# ARCHITECTURE DESIGN FOR DEBLOCKING FILTER IN H.264/JVT/AVC

Yu-Wen Huang\*, To-Wei Chen, Bing-Yu Hsieh, Tu-Chih Wang, Te-Hao Chang, and Liang-Gee Chen

DSP/IC Design Lab., Graduate Institute of Electronics Engineering and Department of Electrical Engineering, National Taiwan University {yuwen, tchen, bingyu, eric, thchang, lgchen}@video.ee.ntu.edu.tw

#### ABSTRACT

This paper presents an efficient VLSI architecture for the deblocking filter in H.264/JVT/AVC. We use an array of 8x4 8-bit shift registers with reconfigurable data path to support both horizontal filtering and vertical filtering on the same circuit (a parallel-in parallel-out reconfigurable FIR filter). Two SRAM modules are carefully organized not only for the storage of current macroblock data and adjacent block data but also for the efficient access of pixels in different blocks. Simulation results show that under 0.25  $\mu m$  technology, the synthesized logic gate count is only 19.1 K (not including a 96x32 SRAM and a 64x32 SRAM) when the maximum frequency is 100 MHz. Our architecture design can easily support real-time deblocking of 720p (1280x720) 30Hz video. It is valuable for platform-based design of H.264 codec.

## 1. INTRODUCTION

Experts from ISO/IEC MPEG-4 Advanced Video Coding (AVC) and ITU-T H.264 cooperate together as the Joint Video Team (JVT) to develop the emerging standard [1]. The new standard significantly outperforms previous ones in bit-rate reduction. The functional blocks of H.264, as well as their features, are shown in Fig. 1. Unlike the overlapped motion compensation (OBMC) [2] in H.263 [3] and MPEG-4 [4], H.264 adopts the deblocking filter to eliminate blocking artifacts and to achieve much better subjective views. Since the deblocking filter is located in the DPCM loop, it is required at both the encoder side and the decoder side. The deblocking filter is much more complex than common low-pass FIR filters that introduce blurring effects on real edges. The concept of deblocking is to first decide whether the discontinuity between block boundaries is resulted from quantization, different motion vectors, or real edges. Then, different types of filters are selected according to the decision in order to maintain the sharpness of real edges and to smooth the unpleasant block boundaries simultaneously. The number of taps, set of filter coefficients, clipping functions, and threshold values, are all adaptive with different coding

At the decoder side, deblocking filter contributes to a considerable amount of computation. At the encoder side, motion estimation becomes the processing bottleneck. However, pure software implementation of deblocking filter still requires a large amount of bus bandwidth for platform-based design. For example, CIF (352x288) 30Hz video needs 36 Mbytes/sec, and 720x480 30Hz video needs 124 Mbytes/sec. Therefore, we proposed a hardware accelerator for deblocking to decrease the processing cycles and



Fig. 1. Functional blocks and features of H.264.
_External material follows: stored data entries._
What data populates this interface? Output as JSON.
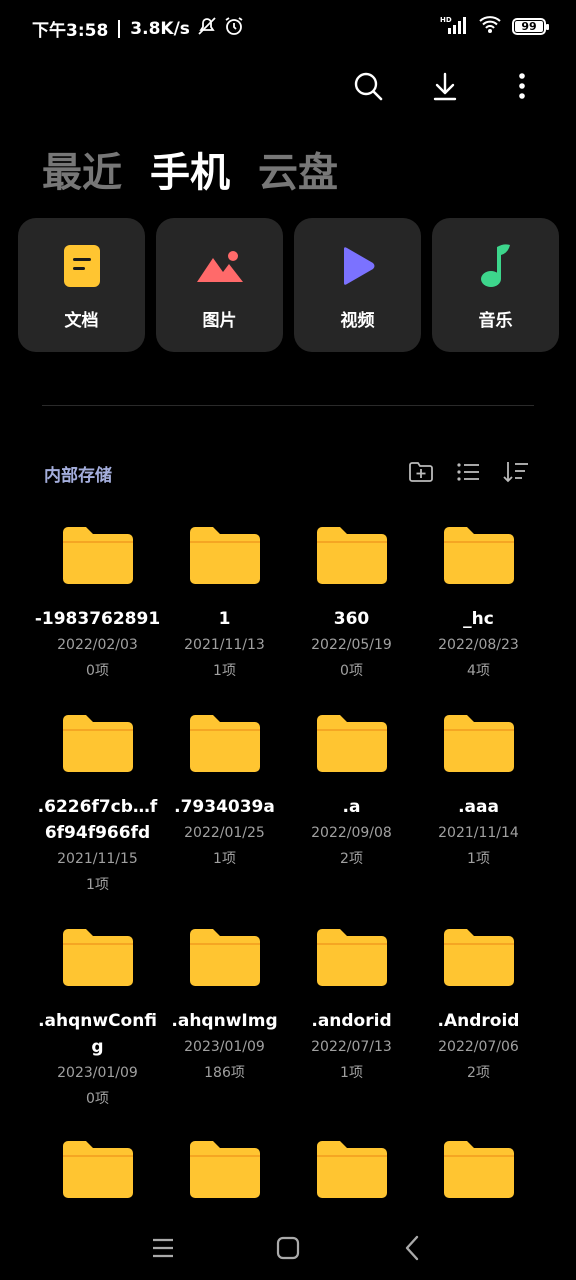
{
  "status": {
    "time": "下午3:58",
    "speed": "3.8K/s",
    "battery": "99",
    "battery_level": 0.99,
    "network": "HD"
  },
  "toolbar": {
    "search_icon": "search-icon",
    "download_icon": "download-icon",
    "more_icon": "more-vert-icon"
  },
  "tabs": [
    {
      "label": "最近",
      "active": false
    },
    {
      "label": "手机",
      "active": true
    },
    {
      "label": "云盘",
      "active": false
    }
  ],
  "categories": [
    {
      "label": "文档",
      "icon": "document-icon",
      "color": "#FFC531"
    },
    {
      "label": "图片",
      "icon": "image-icon",
      "color": "#FF6A6A"
    },
    {
      "label": "视频",
      "icon": "video-icon",
      "color": "#7B72FF"
    },
    {
      "label": "音乐",
      "icon": "music-icon",
      "color": "#3DD68C"
    }
  ],
  "section": {
    "title": "内部存储"
  },
  "folders": [
    {
      "name": "-1983762891",
      "date": "2022/02/03",
      "count": "0项"
    },
    {
      "name": "1",
      "date": "2021/11/13",
      "count": "1项"
    },
    {
      "name": "360",
      "date": "2022/05/19",
      "count": "0项"
    },
    {
      "name": "_hc",
      "date": "2022/08/23",
      "count": "4项"
    },
    {
      "name": ".6226f7cb…f6f94f966fd",
      "date": "2021/11/15",
      "count": "1项"
    },
    {
      "name": ".7934039a",
      "date": "2022/01/25",
      "count": "1项"
    },
    {
      "name": ".a",
      "date": "2022/09/08",
      "count": "2项"
    },
    {
      "name": ".aaa",
      "date": "2021/11/14",
      "count": "1项"
    },
    {
      "name": ".ahqnwConfig",
      "date": "2023/01/09",
      "count": "0项"
    },
    {
      "name": ".ahqnwImg",
      "date": "2023/01/09",
      "count": "186项"
    },
    {
      "name": ".andorid",
      "date": "2022/07/13",
      "count": "1项"
    },
    {
      "name": ".Android",
      "date": "2022/07/06",
      "count": "2项"
    },
    {
      "name": "",
      "date": "",
      "count": ""
    },
    {
      "name": "",
      "date": "",
      "count": ""
    },
    {
      "name": "",
      "date": "",
      "count": ""
    },
    {
      "name": "",
      "date": "",
      "count": ""
    }
  ],
  "colors": {
    "folder": "#FFC531",
    "folder_tab": "#F5A623",
    "accent": "#A4AEDC"
  }
}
the heavy burden of system bus. The rest of this paper is organized as follows. In Section 2, we will review the algorithm of deblocking in H.264. In Section 3, we will describe our architecture design. Simulation results will be shown in Section 4. Finally, Section 5 gives a conclusion.

## 2. ALGORITHM

In H.264, the transformation is based on 4x4-blocks, and the smallest block size for motion compensation is also 4x4. Therefore, deblocking process checks the boundaries between 4x4 blocks. Deblocking is done macroblock (MB) by macroblock in raster scan order. In each macroblock, horizontal filtering across vertical edges is first executed, and then vertical filtering across horizontal edges is applied. The sequential order of edges is shown in Fig. 2. For each boundary between neighboring 4x4-luma blocks, a boundary strength (Bs) is assigned as shown in Fig. 3. If one of the neighboring blocks is intra-coded, a relatively strong filtering (Bs=3) is applied. If the block boundary is also macroblock boundary and one of the blocks is intra-coded, an even stronger filtering procedure is applied (Bs=4). If neither of the blocks are intra-coded and at least one of them contains non-zero transform quantized residues, medium filtering strength (Bs=2) is used. If none of the previous conditions are satisfied, Bs=1 when the ref-

<sup>\*</sup>The author thanks SiS Education Foundation for financial support.



Fig. 2. Sequential order of vertical edges and horizontal edges in a macroblock. Each square stands for a 4x4-block.



Fig. 3. Flowchart for determining the boundary strength.



Fig. 4. Chroma boundary strengths.



Fig. 5. Convention for describing samples across a boundary between two 4x4-blocks (in horizontal or vertical direction).



Fig. 6. Subjective views and PSNR values without/with deblocking for the first frame of Foreman.



Fig. 7. Architecture design for the deblocking filter.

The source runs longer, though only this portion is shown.